The 50 includes around a dozen media companies and individuals, including Richard Desmond, Mohammed Al Fayed and the Daily Mail & General Trust, which have already been linked to a bid for the Telegraph Group, as well as the owner of USA Today, Gannett, which has expressed an interest.
Spectator chairman Algy Cluff is also believed to be planning a management buyout of the political magazine.
Alongside the media owners, there are the venture capitalists and investment banks, which have also been linked to buying up Hollinger.
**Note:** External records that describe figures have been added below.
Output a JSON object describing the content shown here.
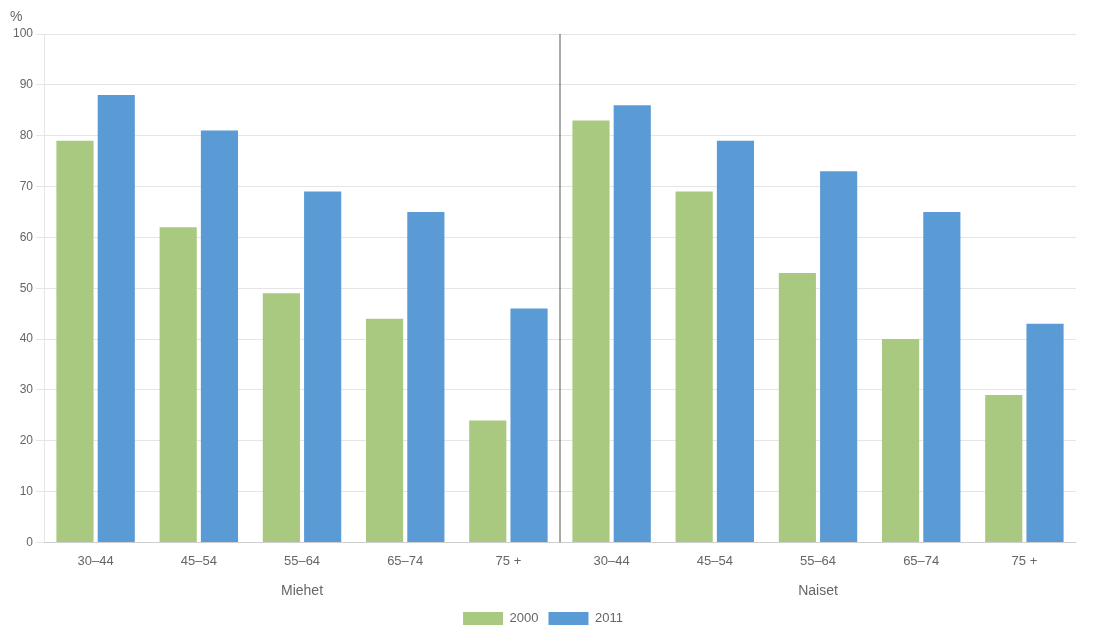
{
  "chart_data": {
    "type": "bar",
    "ylabel": "%",
    "categories": [
      "30–44",
      "45–54",
      "55–64",
      "65–74",
      "75 +",
      "30–44",
      "45–54",
      "55–64",
      "65–74",
      "75 +"
    ],
    "x_groups": [
      "Miehet",
      "Naiset"
    ],
    "series": [
      {
        "name": "2000",
        "color": "#a8c97f",
        "values": [
          79,
          62,
          49,
          44,
          24,
          83,
          69,
          53,
          40,
          29
        ]
      },
      {
        "name": "2011",
        "color": "#5b9bd5",
        "values": [
          88,
          81,
          69,
          65,
          46,
          86,
          79,
          73,
          65,
          43
        ]
      }
    ],
    "ylim": [
      0,
      100
    ],
    "yticks": [
      0,
      10,
      20,
      30,
      40,
      50,
      60,
      70,
      80,
      90,
      100
    ],
    "grid": true,
    "legend": "bottom"
  }
}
Earlier today, it was revealed that private equity firm Hicks, Muse, Tate & Furst, which had been in talks with Hollinger about taking a stake, abandoned the talks.
The firm had been linked to possibly buying all or part of Hollinger's stake in Hollinger International, the company that owns the Telegraph papers in the UK and the Chicago Sun Times and the Jerusalem Post.
A review of Hollinger is being conducted by its financial adviser Lazards and will be used to decide, alongside the findings of a report by a special committee of the company's board members, what to do with its assets.
However, the special committee is not expected to reveal its findings until well into the new year, possibly February or March, and Lazard will not make its recommendation until it has seen the report.
Hollinger's troubles surfaced when $32m worth of unauthorised payments to board members, including chairman Lord Conrad Black, were uncovered.